Native Writers plus Researchers

  • Our writers are qualified and excellent and will guarantee the best performance in your order.
  • Our team has writers who have master's and PhD qualifications who can handle any assignment
  • We have the best standards in essay writing.

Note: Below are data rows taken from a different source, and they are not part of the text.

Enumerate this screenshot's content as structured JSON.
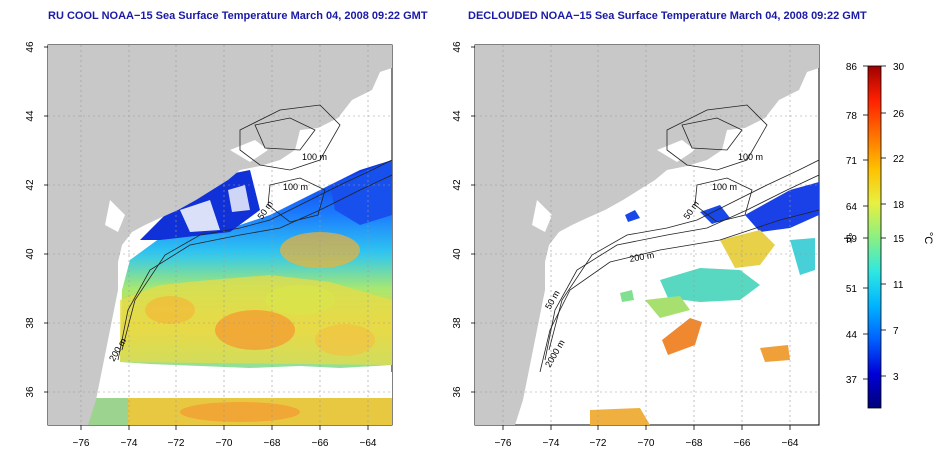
{
  "titles": {
    "left": "RU COOL NOAA−15 Sea Surface Temperature March 04, 2008 09:22 GMT",
    "right": "DECLOUDED NOAA−15 Sea Surface Temperature March 04, 2008 09:22 GMT"
  },
  "axes": {
    "lat_labels": [
      "46",
      "44",
      "42",
      "40",
      "38",
      "36"
    ],
    "lon_labels": [
      "−76",
      "−74",
      "−72",
      "−70",
      "−68",
      "−66",
      "−64"
    ]
  },
  "contour_labels": {
    "left": [
      "100 m",
      "100 m",
      "50 m",
      "200 m"
    ],
    "right": [
      "100 m",
      "100 m",
      "50 m",
      "200 m",
      "50 m",
      "2000 m"
    ]
  },
  "colorbar": {
    "f_ticks": [
      "86",
      "78",
      "71",
      "64",
      "59",
      "51",
      "44",
      "37"
    ],
    "c_ticks": [
      "30",
      "26",
      "22",
      "18",
      "15",
      "11",
      "7",
      "3"
    ],
    "f_unit": "°F",
    "c_unit": "°C"
  },
  "colors": {
    "land": "#c8c8c8",
    "contour": "#222222",
    "grid": "#9a9a9a",
    "title": "#1a1aa6",
    "colormap": [
      "#00007a",
      "#0000d8",
      "#0060ff",
      "#00b4ff",
      "#30e8e0",
      "#8cf080",
      "#e8f040",
      "#ffc000",
      "#ff7000",
      "#ff2000",
      "#a00000"
    ]
  }
}
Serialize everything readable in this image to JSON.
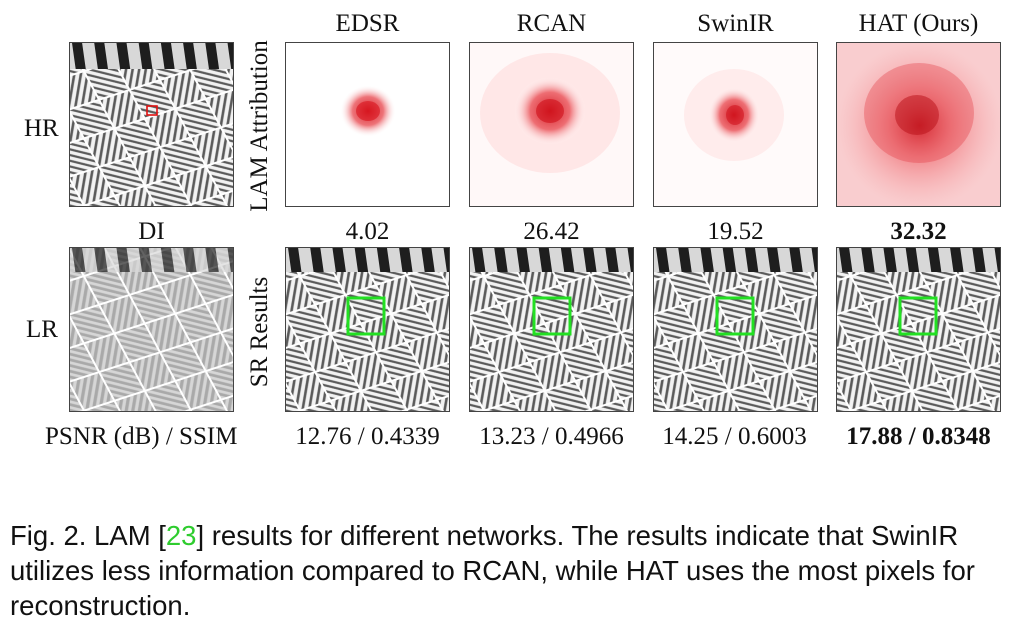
{
  "figure": {
    "row_labels": {
      "hr": "HR",
      "lr": "LR"
    },
    "side_labels": {
      "attribution": "LAM Attribution",
      "sr": "SR Results"
    },
    "columns": [
      "EDSR",
      "RCAN",
      "SwinIR",
      "HAT (Ours)"
    ],
    "di_header": "DI",
    "di_values": [
      "4.02",
      "26.42",
      "19.52",
      "32.32"
    ],
    "metric_header": "PSNR (dB) / SSIM",
    "metric_values": [
      "12.76 / 0.4339",
      "13.23 / 0.4966",
      "14.25 / 0.6003",
      "17.88 / 0.8348"
    ]
  },
  "caption": {
    "prefix": "Fig. 2. LAM [",
    "ref": "23",
    "suffix": "] results for different networks. The results indicate that SwinIR utilizes less information compared to RCAN, while HAT uses the most pixels for reconstruction."
  }
}
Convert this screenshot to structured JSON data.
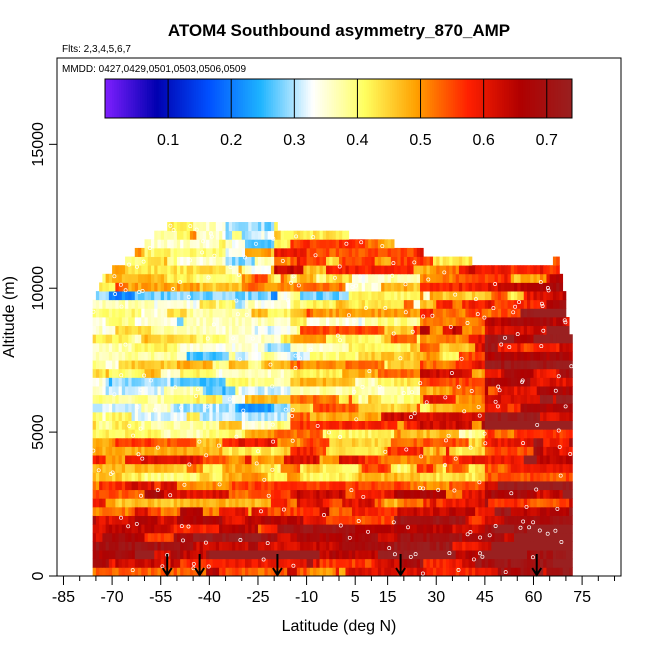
{
  "chart_data": {
    "type": "heatmap",
    "title": "ATOM4 Southbound asymmetry_870_AMP",
    "flights_label": "Flts: 2,3,4,5,6,7",
    "dates_label": "MMDD: 0427,0429,0501,0503,0506,0509",
    "xlabel": "Latitude (deg N)",
    "ylabel": "Altitude (m)",
    "xlim": [
      -87,
      87
    ],
    "ylim": [
      0,
      18000
    ],
    "x_ticks": [
      -85,
      -70,
      -55,
      -40,
      -25,
      -10,
      5,
      15,
      30,
      45,
      60,
      75
    ],
    "x_minor_ticks": [
      -80,
      -75,
      -65,
      -60,
      -50,
      -45,
      -35,
      -30,
      -20,
      -15,
      -5,
      0,
      10,
      20,
      25,
      35,
      40,
      50,
      55,
      65,
      70,
      80,
      85
    ],
    "y_ticks": [
      0,
      5000,
      10000,
      15000
    ],
    "colorbar": {
      "range": [
        0,
        0.74
      ],
      "ticks": [
        0.1,
        0.2,
        0.3,
        0.4,
        0.5,
        0.6,
        0.7
      ],
      "colors": [
        "#7f1fff",
        "#0000b0",
        "#0050ff",
        "#1eb4ff",
        "#ffffff",
        "#ffff60",
        "#ffa000",
        "#ff2000",
        "#b00000",
        "#9a2020"
      ]
    },
    "data_extent": {
      "lat_min": -76,
      "lat_max": 72,
      "top_altitude_by_latitude": [
        [
          -76,
          9500
        ],
        [
          -72,
          10500
        ],
        [
          -65,
          11000
        ],
        [
          -60,
          11600
        ],
        [
          -55,
          12000
        ],
        [
          -50,
          12300
        ],
        [
          -35,
          12400
        ],
        [
          -20,
          12400
        ],
        [
          -18,
          11900
        ],
        [
          0,
          11900
        ],
        [
          15,
          11600
        ],
        [
          30,
          11100
        ],
        [
          45,
          10900
        ],
        [
          60,
          10800
        ],
        [
          68,
          11000
        ],
        [
          70,
          9500
        ],
        [
          72,
          8000
        ]
      ]
    },
    "description_regions": [
      {
        "lat_range": [
          -76,
          -20
        ],
        "alt_range": [
          5000,
          10000
        ],
        "value_range": [
          0.25,
          0.45
        ],
        "note": "mid-troposphere southern band: blues/whites"
      },
      {
        "lat_range": [
          -20,
          20
        ],
        "alt_range": [
          6000,
          11000
        ],
        "value_range": [
          0.2,
          0.55
        ],
        "note": "mixed blue/orange"
      },
      {
        "lat_range": [
          45,
          72
        ],
        "alt_range": [
          0,
          9000
        ],
        "value_range": [
          0.6,
          0.72
        ],
        "note": "northern lower troposphere: dark red"
      },
      {
        "lat_range": [
          -76,
          72
        ],
        "alt_range": [
          0,
          1500
        ],
        "value_range": [
          0.55,
          0.7
        ],
        "note": "boundary layer: red"
      }
    ],
    "arrow_markers_latitude": [
      -53,
      -43,
      -19,
      19,
      61
    ]
  }
}
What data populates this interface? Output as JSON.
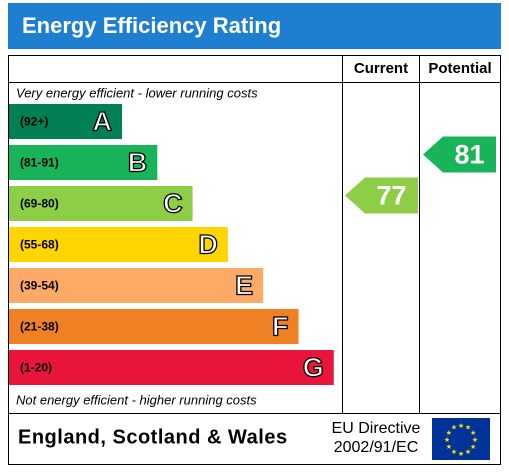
{
  "title": "Energy Efficiency Rating",
  "headers": {
    "current": "Current",
    "potential": "Potential"
  },
  "top_note": "Very energy efficient - lower running costs",
  "bottom_note": "Not energy efficient - higher running costs",
  "bands": [
    {
      "range": "(92+)",
      "letter": "A",
      "color": "#008054"
    },
    {
      "range": "(81-91)",
      "letter": "B",
      "color": "#19b459"
    },
    {
      "range": "(69-80)",
      "letter": "C",
      "color": "#8dce46"
    },
    {
      "range": "(55-68)",
      "letter": "D",
      "color": "#ffd500"
    },
    {
      "range": "(39-54)",
      "letter": "E",
      "color": "#fcaa65"
    },
    {
      "range": "(21-38)",
      "letter": "F",
      "color": "#ef8023"
    },
    {
      "range": "(1-20)",
      "letter": "G",
      "color": "#e9153b"
    }
  ],
  "current": 77,
  "potential": 81,
  "footer": {
    "region": "England, Scotland & Wales",
    "directive_line1": "EU Directive",
    "directive_line2": "2002/91/EC"
  }
}
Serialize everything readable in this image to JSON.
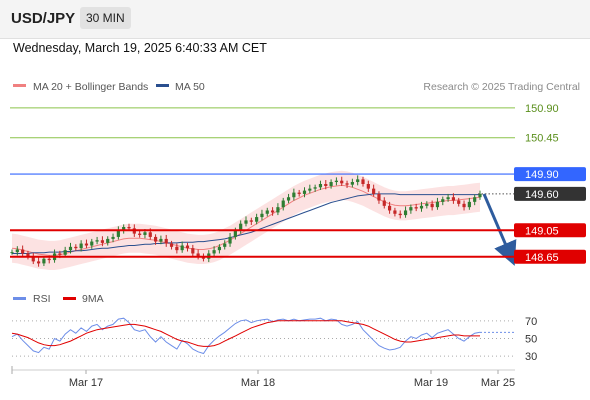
{
  "header": {
    "symbol": "USD/JPY",
    "timeframe": "30 MIN"
  },
  "datetime": "Wednesday, March 19, 2025 6:40:33 AM CET",
  "legend": {
    "ma20": "MA 20 + Bollinger Bands",
    "ma50": "MA 50",
    "research": "Research © 2025 Trading Central",
    "rsi": "RSI",
    "rsi_ma": "9MA"
  },
  "colors": {
    "ma20": "#f08080",
    "ma50": "#2a4f8f",
    "band": "#fbd6d6",
    "resistance_green": "#8bc34a",
    "pivot_blue": "#3366ff",
    "support_red": "#e00000",
    "price_box": "#333333",
    "arrow": "#2e5c9e",
    "candle_up": "#2e7d32",
    "candle_down": "#c62828",
    "rsi": "#6d8ee8",
    "rsi_ma": "#e00000"
  },
  "chart_data": [
    {
      "type": "candlestick",
      "title": "USD/JPY 30 MIN",
      "x_ticks": [
        "Mar 17",
        "Mar 18",
        "Mar 19",
        "Mar 25"
      ],
      "y_range": [
        148.45,
        151.05
      ],
      "levels": [
        {
          "price": 150.9,
          "label": "150.90",
          "kind": "resistance"
        },
        {
          "price": 150.45,
          "label": "150.45",
          "kind": "resistance"
        },
        {
          "price": 149.9,
          "label": "149.90",
          "kind": "pivot"
        },
        {
          "price": 149.6,
          "label": "149.60",
          "kind": "last"
        },
        {
          "price": 149.05,
          "label": "149.05",
          "kind": "support"
        },
        {
          "price": 148.65,
          "label": "148.65",
          "kind": "support"
        }
      ],
      "close": [
        148.72,
        148.76,
        148.7,
        148.66,
        148.58,
        148.55,
        148.62,
        148.6,
        148.7,
        148.68,
        148.75,
        148.8,
        148.78,
        148.85,
        148.82,
        148.88,
        148.9,
        148.86,
        148.92,
        148.95,
        149.05,
        149.1,
        149.08,
        149.0,
        148.98,
        149.02,
        148.95,
        148.88,
        148.92,
        148.85,
        148.8,
        148.75,
        148.82,
        148.78,
        148.7,
        148.66,
        148.62,
        148.7,
        148.75,
        148.8,
        148.85,
        148.95,
        149.05,
        149.15,
        149.2,
        149.18,
        149.25,
        149.3,
        149.35,
        149.32,
        149.4,
        149.5,
        149.55,
        149.62,
        149.6,
        149.65,
        149.68,
        149.7,
        149.75,
        149.72,
        149.78,
        149.8,
        149.76,
        149.74,
        149.78,
        149.82,
        149.75,
        149.68,
        149.6,
        149.5,
        149.42,
        149.35,
        149.3,
        149.28,
        149.35,
        149.4,
        149.38,
        149.42,
        149.45,
        149.4,
        149.48,
        149.52,
        149.55,
        149.5,
        149.45,
        149.4,
        149.48,
        149.55,
        149.6
      ],
      "ma20": [
        148.78,
        148.77,
        148.75,
        148.73,
        148.71,
        148.69,
        148.68,
        148.67,
        148.67,
        148.68,
        148.7,
        148.72,
        148.74,
        148.76,
        148.78,
        148.8,
        148.82,
        148.84,
        148.86,
        148.88,
        148.9,
        148.92,
        148.93,
        148.93,
        148.93,
        148.92,
        148.91,
        148.9,
        148.88,
        148.86,
        148.84,
        148.82,
        148.8,
        148.78,
        148.77,
        148.76,
        148.76,
        148.77,
        148.79,
        148.82,
        148.86,
        148.9,
        148.95,
        149.0,
        149.05,
        149.1,
        149.15,
        149.2,
        149.25,
        149.3,
        149.35,
        149.4,
        149.45,
        149.5,
        149.54,
        149.58,
        149.61,
        149.64,
        149.67,
        149.69,
        149.71,
        149.72,
        149.73,
        149.72,
        149.7,
        149.67,
        149.64,
        149.6,
        149.56,
        149.52,
        149.48,
        149.45,
        149.43,
        149.42,
        149.42,
        149.43,
        149.44,
        149.45,
        149.46,
        149.47,
        149.48,
        149.49,
        149.5,
        149.5,
        149.51,
        149.52,
        149.53,
        149.54,
        149.55
      ],
      "ma50": [
        148.7,
        148.7,
        148.7,
        148.7,
        148.71,
        148.71,
        148.71,
        148.72,
        148.72,
        148.72,
        148.73,
        148.73,
        148.74,
        148.74,
        148.75,
        148.76,
        148.77,
        148.78,
        148.78,
        148.79,
        148.8,
        148.81,
        148.82,
        148.82,
        148.83,
        148.84,
        148.84,
        148.85,
        148.85,
        148.86,
        148.86,
        148.86,
        148.87,
        148.87,
        148.87,
        148.88,
        148.88,
        148.89,
        148.9,
        148.91,
        148.92,
        148.94,
        148.96,
        148.98,
        149.0,
        149.02,
        149.05,
        149.08,
        149.11,
        149.14,
        149.17,
        149.2,
        149.23,
        149.26,
        149.29,
        149.32,
        149.35,
        149.38,
        149.41,
        149.44,
        149.47,
        149.49,
        149.51,
        149.53,
        149.55,
        149.57,
        149.58,
        149.59,
        149.6,
        149.6,
        149.6,
        149.6,
        149.6,
        149.59,
        149.59,
        149.59,
        149.59,
        149.59,
        149.59,
        149.59,
        149.59,
        149.59,
        149.59,
        149.59,
        149.59,
        149.59,
        149.59,
        149.59,
        149.59
      ],
      "band_width": 0.22,
      "projection": {
        "from_price": 149.6,
        "to_price": 148.68
      }
    },
    {
      "type": "line",
      "title": "RSI",
      "y_ticks": [
        70,
        50,
        30
      ],
      "series": [
        {
          "name": "RSI",
          "values": [
            52,
            55,
            48,
            42,
            36,
            34,
            40,
            38,
            50,
            47,
            55,
            60,
            56,
            62,
            58,
            64,
            66,
            60,
            64,
            66,
            72,
            73,
            68,
            60,
            58,
            60,
            52,
            46,
            52,
            46,
            42,
            38,
            48,
            44,
            38,
            35,
            33,
            42,
            48,
            53,
            57,
            62,
            67,
            70,
            71,
            68,
            70,
            71,
            72,
            69,
            71,
            72,
            70,
            72,
            70,
            71,
            72,
            72,
            73,
            70,
            72,
            71,
            66,
            64,
            66,
            69,
            60,
            54,
            48,
            42,
            39,
            37,
            38,
            40,
            47,
            52,
            50,
            54,
            56,
            51,
            56,
            58,
            60,
            55,
            50,
            47,
            52,
            56,
            57
          ]
        },
        {
          "name": "9MA",
          "values": [
            56,
            55,
            53,
            51,
            48,
            45,
            43,
            42,
            42,
            43,
            45,
            47,
            50,
            53,
            56,
            58,
            60,
            61,
            62,
            63,
            64,
            65,
            66,
            66,
            65,
            64,
            62,
            60,
            58,
            55,
            52,
            49,
            47,
            46,
            44,
            42,
            41,
            41,
            42,
            44,
            47,
            50,
            53,
            56,
            59,
            62,
            64,
            66,
            68,
            69,
            70,
            70,
            70,
            70,
            70,
            70,
            70,
            70,
            70,
            70,
            70,
            70,
            70,
            69,
            68,
            67,
            66,
            64,
            61,
            58,
            55,
            52,
            49,
            47,
            46,
            46,
            47,
            48,
            49,
            50,
            51,
            52,
            53,
            54,
            54,
            53,
            53,
            53,
            53
          ]
        }
      ]
    }
  ]
}
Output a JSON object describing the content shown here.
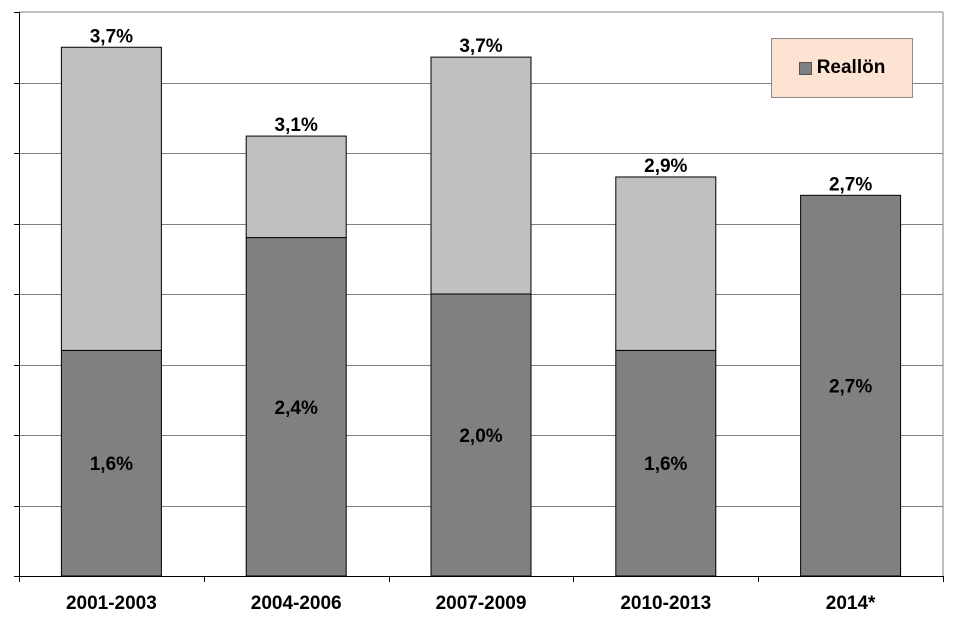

We have been in business for over 7 syears

  • We have always served our customers from all over the world and they have continued to order with us.
  • We value our customers since they have trusted us to do their assignments.
  • We are competent in our writing gained from experience over the years
  • Our company has 24/7 Live Support.

You will get

  •  Custom Admission Essay written by competent professional English writers.
  •  Free revisions according to our revision policy if required
  •  Paper format:  275 words per page, Times New Roman font and size 12, doublespaced text and1 inch margin
  •  On time delivery and direct order download
  •  Privacy guaranteed

We can help you:

  •  acquire a comprehensive professional presentation.
  •  get a unique and remarkable content as per your instructions.
  •  Get an additional portion that can be included to your existing presentation;
  •  turn your work in to an eyecatching presentation with well communicated ideas.
  •  improve your presentation to acquire the best professional standards.